Entertainment

SHE WEARS IT WELL

NO worse and no better than the majority of chick flicks, “27 Dresses” features appealing and gorgeous Katherine Heigl as – how original! – a desperate Manhattan singleton.

Supportive of her married friends to the verge of masochism, Heigl’s Jane Nichols is trapped not only in a succession of eyeball-gougingly ugly bridesmaid dresses, but also in an ultra-formulaic romantic quadrangle with two men and her own sister.

Aline Brosh McKenna, the credited screenwriter, spun the thin novel “The Devil Wears Prada” into comic gold. But she works no such alchemy here, instead leaving no rom-com cliché unturned in her “original” script.

Jane works as an assistant to George, a personality-free clothing entrepreneur and philanthropist played by a wildly miscast Ed Burns.

George is of course oblivious that Jane has a roaring crush on him, but he quickly notices Jane’s airheaded and avaricious younger sister, Tess (Malin Akerman), when she arrives in town for an extended visit.

Before you know it, George and Tess are engaged, and the long-suffering Jane – what a surprise! – is planning their wedding at The Boathouse in Central Park.

Meanwhile, Kevin (James Marsden, better used as a second lead in “Hairspray” and “Enchanted”), a cynical wedding reporter for “the New York Journal,” is supposedly doing a piece on Tess and George’s wedding.

What a shock – he’s actually doing an exposé on Jane’s career as a perennial bridesmaid. Stop the presses!

Anyone who has seen a chick flick knows what is going to happen next, and next, and next. They won’t exactly be surprised when Jane and Kevin stop bickering long enough to lead a couple of choruses of “Bennie and the Jets” at a bar.

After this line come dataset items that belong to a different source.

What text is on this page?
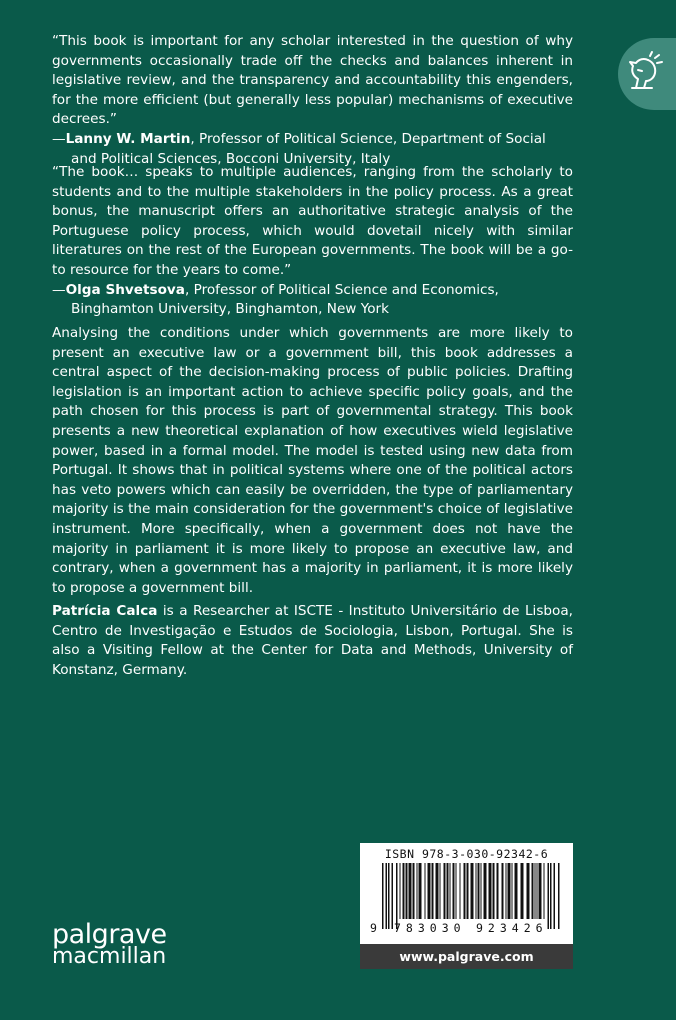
“This book is important for any scholar interested in the question of why governments occasionally trade off the checks and balances inherent in legislative review, and the transparency and accountability this engenders, for the more efficient (but generally less popular) mechanisms of executive decrees.”
—Lanny W. Martin, Professor of Political Science, Department of Social and Political Sciences, Bocconi University, Italy
“The book… speaks to multiple audiences, ranging from the scholarly to students and to the multiple stakeholders in the policy process. As a great bonus, the manuscript offers an authoritative strategic analysis of the Portuguese policy process, which would dovetail nicely with similar literatures on the rest of the European governments. The book will be a go-to resource for the years to come.”
—Olga Shvetsova, Professor of Political Science and Economics, Binghamton University, Binghamton, New York
Analysing the conditions under which governments are more likely to present an executive law or a government bill, this book addresses a central aspect of the decision-making process of public policies. Drafting legislation is an important action to achieve specific policy goals, and the path chosen for this process is part of governmental strategy. This book presents a new theoretical explanation of how executives wield legislative power, based in a formal model. The model is tested using new data from Portugal. It shows that in political systems where one of the political actors has veto powers which can easily be overridden, the type of parliamentary majority is the main consideration for the government's choice of legislative instrument. More specifically, when a government does not have the majority in parliament it is more likely to propose an executive law, and contrary, when a government has a majority in parliament, it is more likely to propose a government bill.
Patrícia Calca is a Researcher at ISCTE - Instituto Universitário de Lisboa, Centro de Investigação e Estudos de Sociologia, Lisbon, Portugal. She is also a Visiting Fellow at the Center for Data and Methods, University of Konstanz, Germany.
ISBN 978-3-030-92342-6
9 783030 923426
www.palgrave.com
palgrave
macmillan
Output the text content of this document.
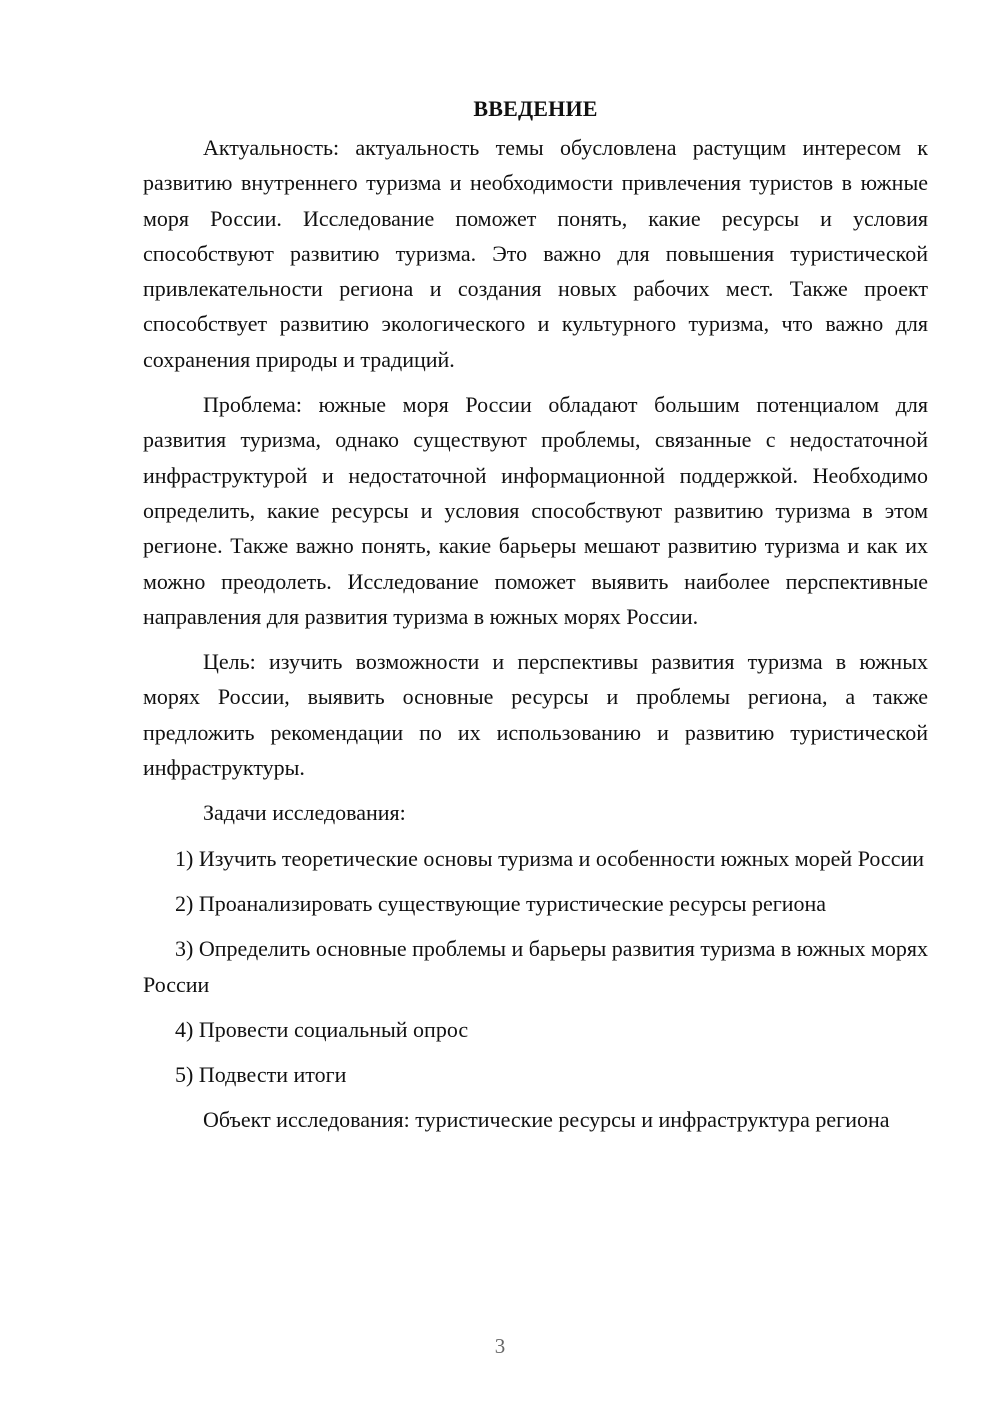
ВВЕДЕНИЕ

Актуальность: актуальность темы обусловлена растущим интересом к развитию внутреннего туризма и необходимости привлечения туристов в южные моря России. Исследование поможет понять, какие ресурсы и условия способствуют развитию туризма. Это важно для повышения туристической привлекательности региона и создания новых рабочих мест. Также проект способствует развитию экологического и культурного туризма, что важно для сохранения природы и традиций.

Проблема: южные моря России обладают большим потенциалом для развития туризма, однако существуют проблемы, связанные с недостаточной инфраструктурой и недостаточной информационной поддержкой. Необходимо определить, какие ресурсы и условия способствуют развитию туризма в этом регионе. Также важно понять, какие барьеры мешают развитию туризма и как их можно преодолеть. Исследование поможет выявить наиболее перспективные направления для развития туризма в южных морях России.

Цель: изучить возможности и перспективы развития туризма в южных морях России, выявить основные ресурсы и проблемы региона, а также предложить рекомендации по их использованию и развитию туристической инфраструктуры.

Задачи исследования:

1) Изучить теоретические основы туризма и особенности южных морей России

2) Проанализировать существующие туристические ресурсы региона

3) Определить основные проблемы и барьеры развития туризма в южных морях России

4) Провести социальный опрос

5) Подвести итоги

Объект исследования: туристические ресурсы и инфраструктура региона

3
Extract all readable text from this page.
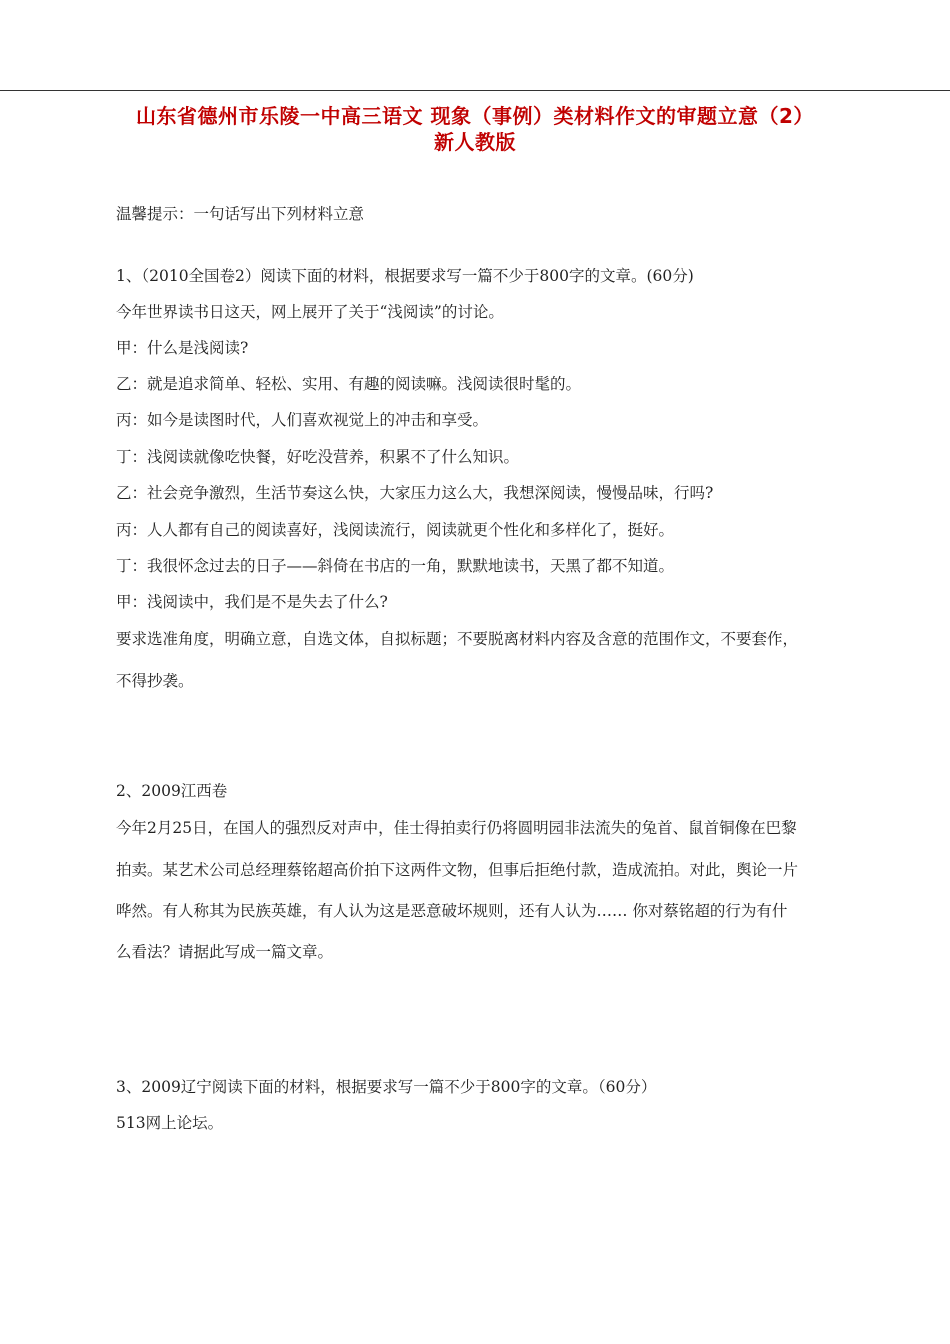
山东省德州市乐陵一中高三语文 现象（事例）类材料作文的审题立意（2）
新人教版
温馨提示：一句话写出下列材料立意
1、（2010全国卷2）阅读下面的材料，根据要求写一篇不少于800字的文章。(60分)
今年世界读书日这天，网上展开了关于“浅阅读”的讨论。
甲：什么是浅阅读?
乙：就是追求简单、轻松、实用、有趣的阅读嘛。浅阅读很时髦的。
丙：如今是读图时代，人们喜欢视觉上的冲击和享受。
丁：浅阅读就像吃快餐，好吃没营养，积累不了什么知识。
乙：社会竞争激烈，生活节奏这么快，大家压力这么大，我想深阅读，慢慢品味，行吗?
丙：人人都有自己的阅读喜好，浅阅读流行，阅读就更个性化和多样化了，挺好。
丁：我很怀念过去的日子——斜倚在书店的一角，默默地读书，天黑了都不知道。
甲：浅阅读中，我们是不是失去了什么?
要求选准角度，明确立意，自选文体，自拟标题；不要脱离材料内容及含意的范围作文，不要套作，
不得抄袭。
2、2009江西卷
今年2月25日，在国人的强烈反对声中，佳士得拍卖行仍将圆明园非法流失的兔首、鼠首铜像在巴黎
拍卖。某艺术公司总经理蔡铭超高价拍下这两件文物，但事后拒绝付款，造成流拍。对此，舆论一片
哗然。有人称其为民族英雄，有人认为这是恶意破坏规则，还有人认为…… 你对蔡铭超的行为有什
么看法？请据此写成一篇文章。
3、2009辽宁阅读下面的材料，根据要求写一篇不少于800字的文章。（60分）
513网上论坛。
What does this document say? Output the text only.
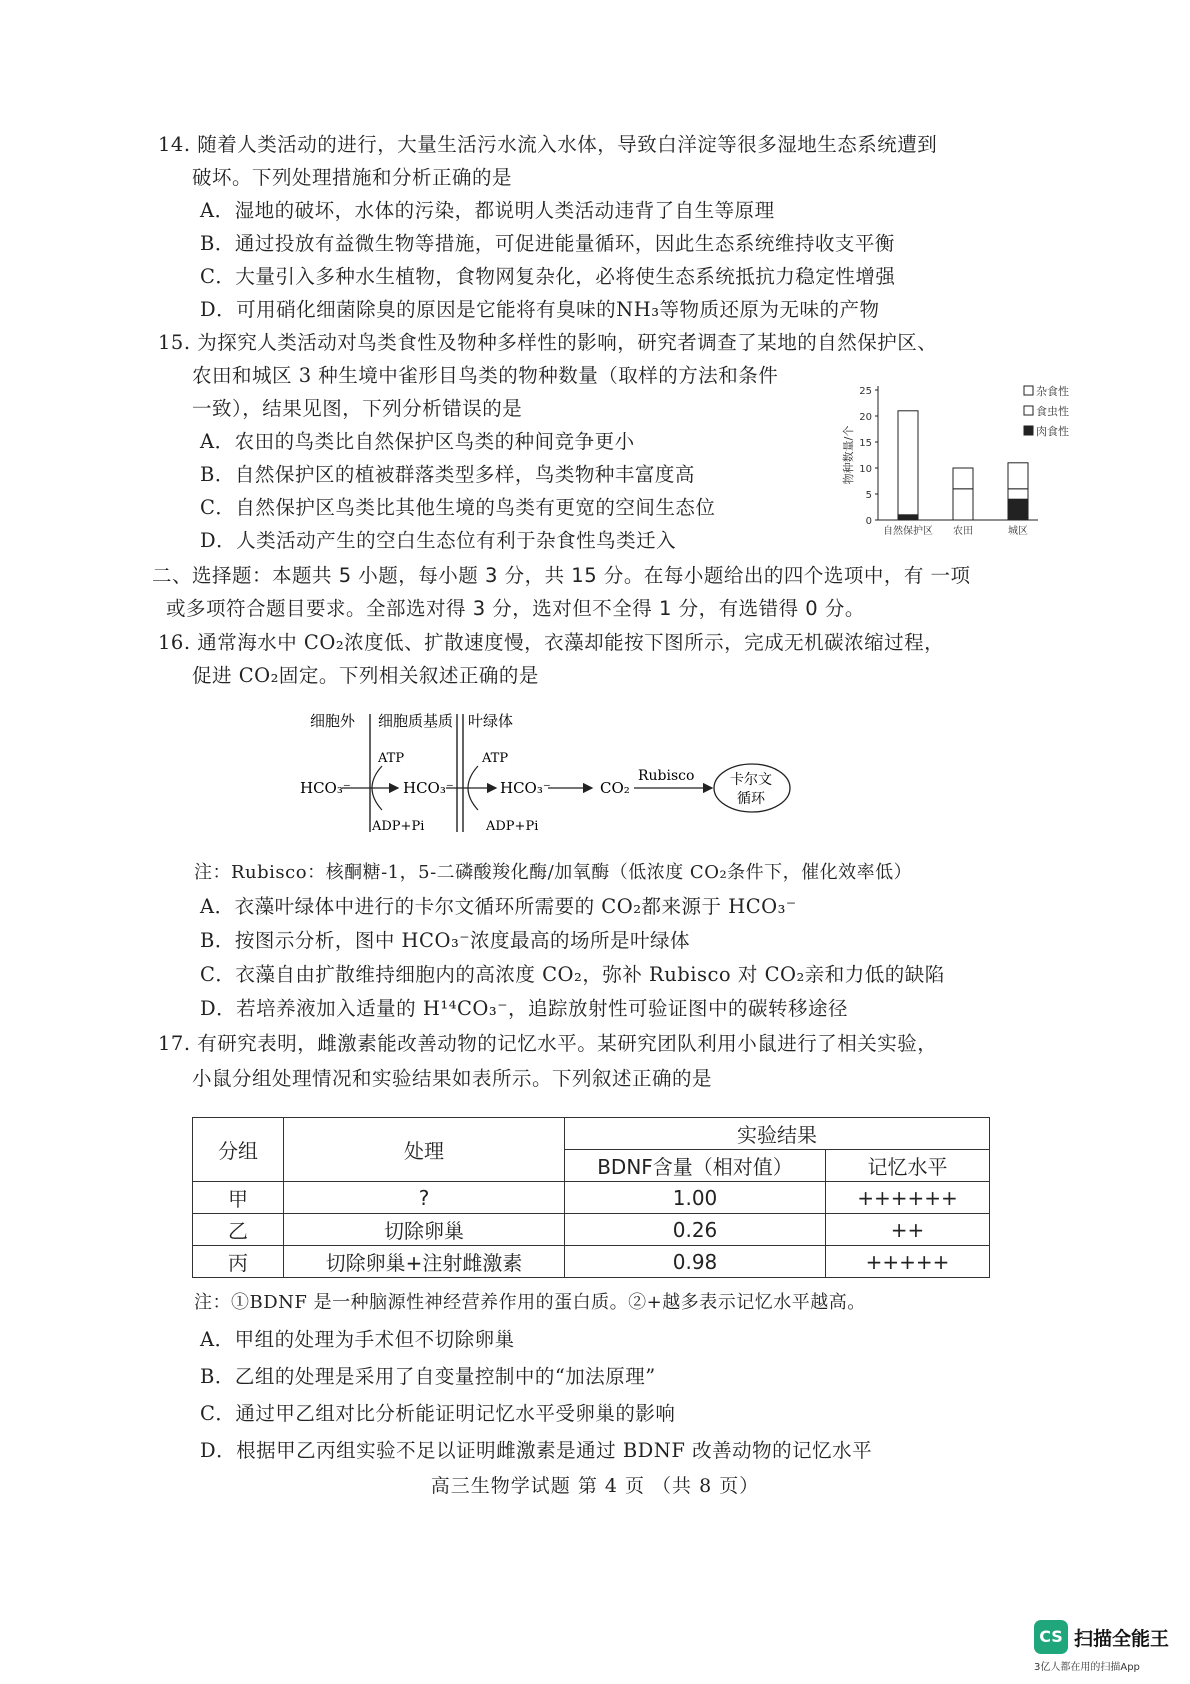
14. 随着人类活动的进行，大量生活污水流入水体，导致白洋淀等很多湿地生态系统遭到
破坏。下列处理措施和分析正确的是
A．湿地的破坏，水体的污染，都说明人类活动违背了自生等原理
B．通过投放有益微生物等措施，可促进能量循环，因此生态系统维持收支平衡
C．大量引入多种水生植物，食物网复杂化，必将使生态系统抵抗力稳定性增强
D．可用硝化细菌除臭的原因是它能将有臭味的NH₃等物质还原为无味的产物
15. 为探究人类活动对鸟类食性及物种多样性的影响，研究者调查了某地的自然保护区、
农田和城区 3 种生境中雀形目鸟类的物种数量（取样的方法和条件
一致），结果见图，下列分析错误的是
A．农田的鸟类比自然保护区鸟类的种间竞争更小
B．自然保护区的植被群落类型多样，鸟类物种丰富度高
C．自然保护区鸟类比其他生境的鸟类有更宽的空间生态位
D．人类活动产生的空白生态位有利于杂食性鸟类迁入
0
5
10
15
20
25
物种数量/个
自然保护区 农田	城区
杂食性
食虫性
肉食性
二、选择题：本题共 5 小题，每小题 3 分，共 15 分。在每小题给出的四个选项中，有 一项
或多项符合题目要求。全部选对得 3 分，选对但不全得 1 分，有选错得 0 分。
16. 通常海水中 CO₂浓度低、扩散速度慢，衣藻却能按下图所示，完成无机碳浓缩过程，
促进 CO₂固定。下列相关叙述正确的是
细胞外 细胞质基质 叶绿体
HCO₃⁻
ATP
ADP+Pi
HCO₃⁻
ATP
ADP+Pi
HCO₃⁻	CO₂
Rubisco	卡尔文
循环
注：Rubisco：核酮糖-1，5-二磷酸羧化酶/加氧酶（低浓度 CO₂条件下，催化效率低）
A．衣藻叶绿体中进行的卡尔文循环所需要的 CO₂都来源于 HCO₃⁻
B．按图示分析，图中 HCO₃⁻浓度最高的场所是叶绿体
C．衣藻自由扩散维持细胞内的高浓度 CO₂，弥补 Rubisco 对 CO₂亲和力低的缺陷
D．若培养液加入适量的 H¹⁴CO₃⁻，追踪放射性可验证图中的碳转移途径
17. 有研究表明，雌激素能改善动物的记忆水平。某研究团队利用小鼠进行了相关实验，
小鼠分组处理情况和实验结果如表所示。下列叙述正确的是
分组	处理	实验结果	
		BDNF含量（相对值）	记忆水平
甲	?	1.00	++++++
乙	切除卵巢	0.26	++
丙	切除卵巢+注射雌激素	0.98	+++++
注：①BDNF 是一种脑源性神经营养作用的蛋白质。②+越多表示记忆水平越高。
A．甲组的处理为手术但不切除卵巢
B．乙组的处理是采用了自变量控制中的“加法原理”
C．通过甲乙组对比分析能证明记忆水平受卵巢的影响
D．根据甲乙丙组实验不足以证明雌激素是通过 BDNF 改善动物的记忆水平
高三生物学试题 第 4 页 （共 8 页）
CS 扫描全能王
3亿人都在用的扫描App
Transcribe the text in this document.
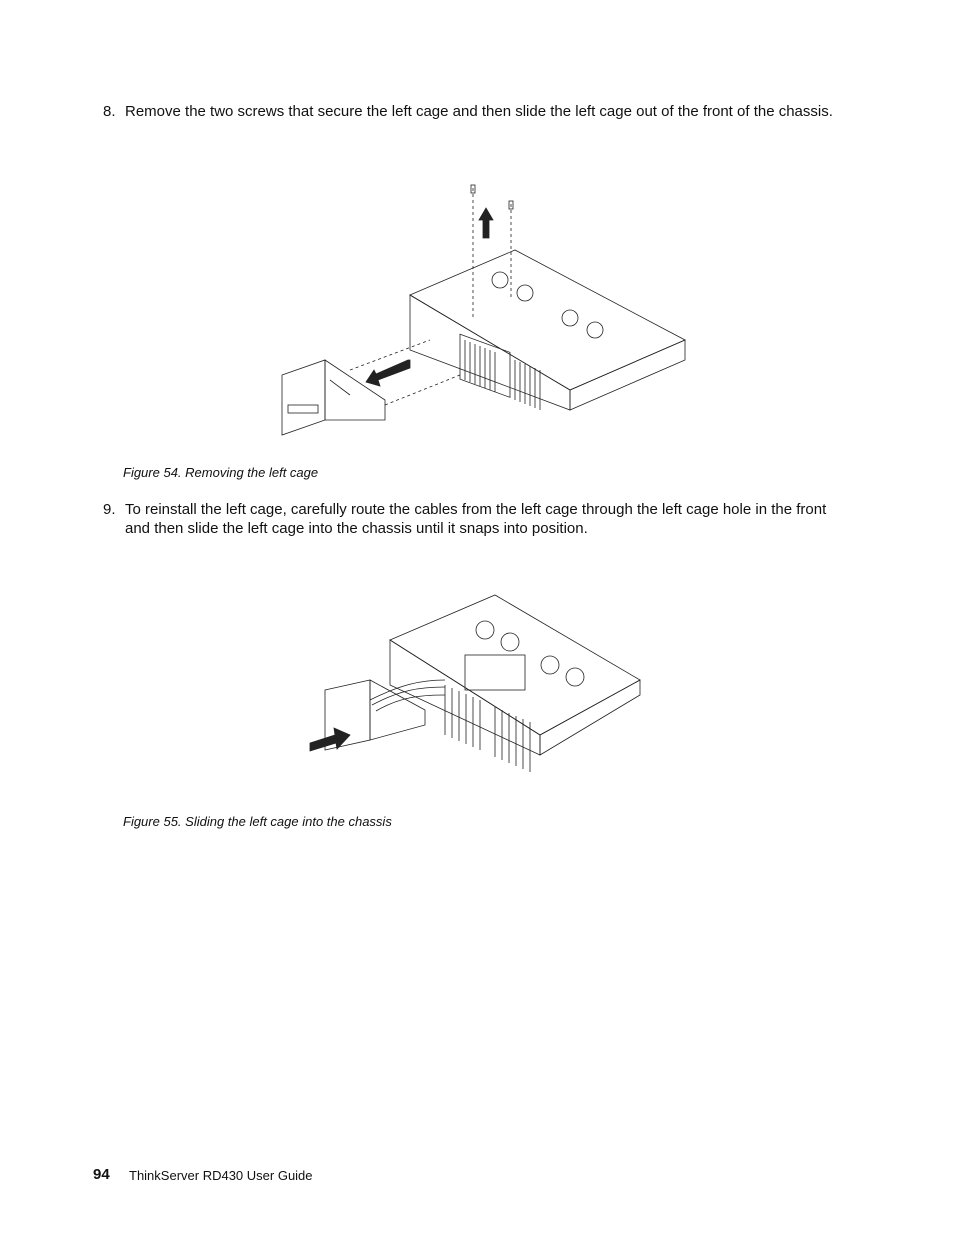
8. Remove the two screws that secure the left cage and then slide the left cage out of the front of the chassis.
Figure 54. Removing the left cage
9. To reinstall the left cage, carefully route the cables from the left cage through the left cage hole in the front and then slide the left cage into the chassis until it snaps into position.
Figure 55. Sliding the left cage into the chassis
94 ThinkServer RD430 User Guide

Tess, meanwhile, is trying to con George into believing she’s a vegetarian and a dog lover – so guess what the long-suffering Jane slips into a video at their pre-wedding dinner?

Sidekicks tend to come off best in this sort of flick, and Judy Greer makes a modest buffet of her role as Jane’s sardonic best friend.

But there just isn’t enough story here to justify a 107-minute running time, no matter how many montages debuting director Anne Fletcher whips up.

Heigl, who demonstrates her gift for physical comedy, has complained in interviews about the sexist tone of “Knocked Up.” But what happens when she teams up with a woman director and screenwriter?

You get “27 Dresses,” which delivers that great feminist message: A woman’s life is meaningless without marriage.

27 DRESSES

Something borrowed.

Running time: 107 minutes. Rated PG-13 (sexual innuendo, profanity). At the E-Walk, the Union Square, the East 86th Street.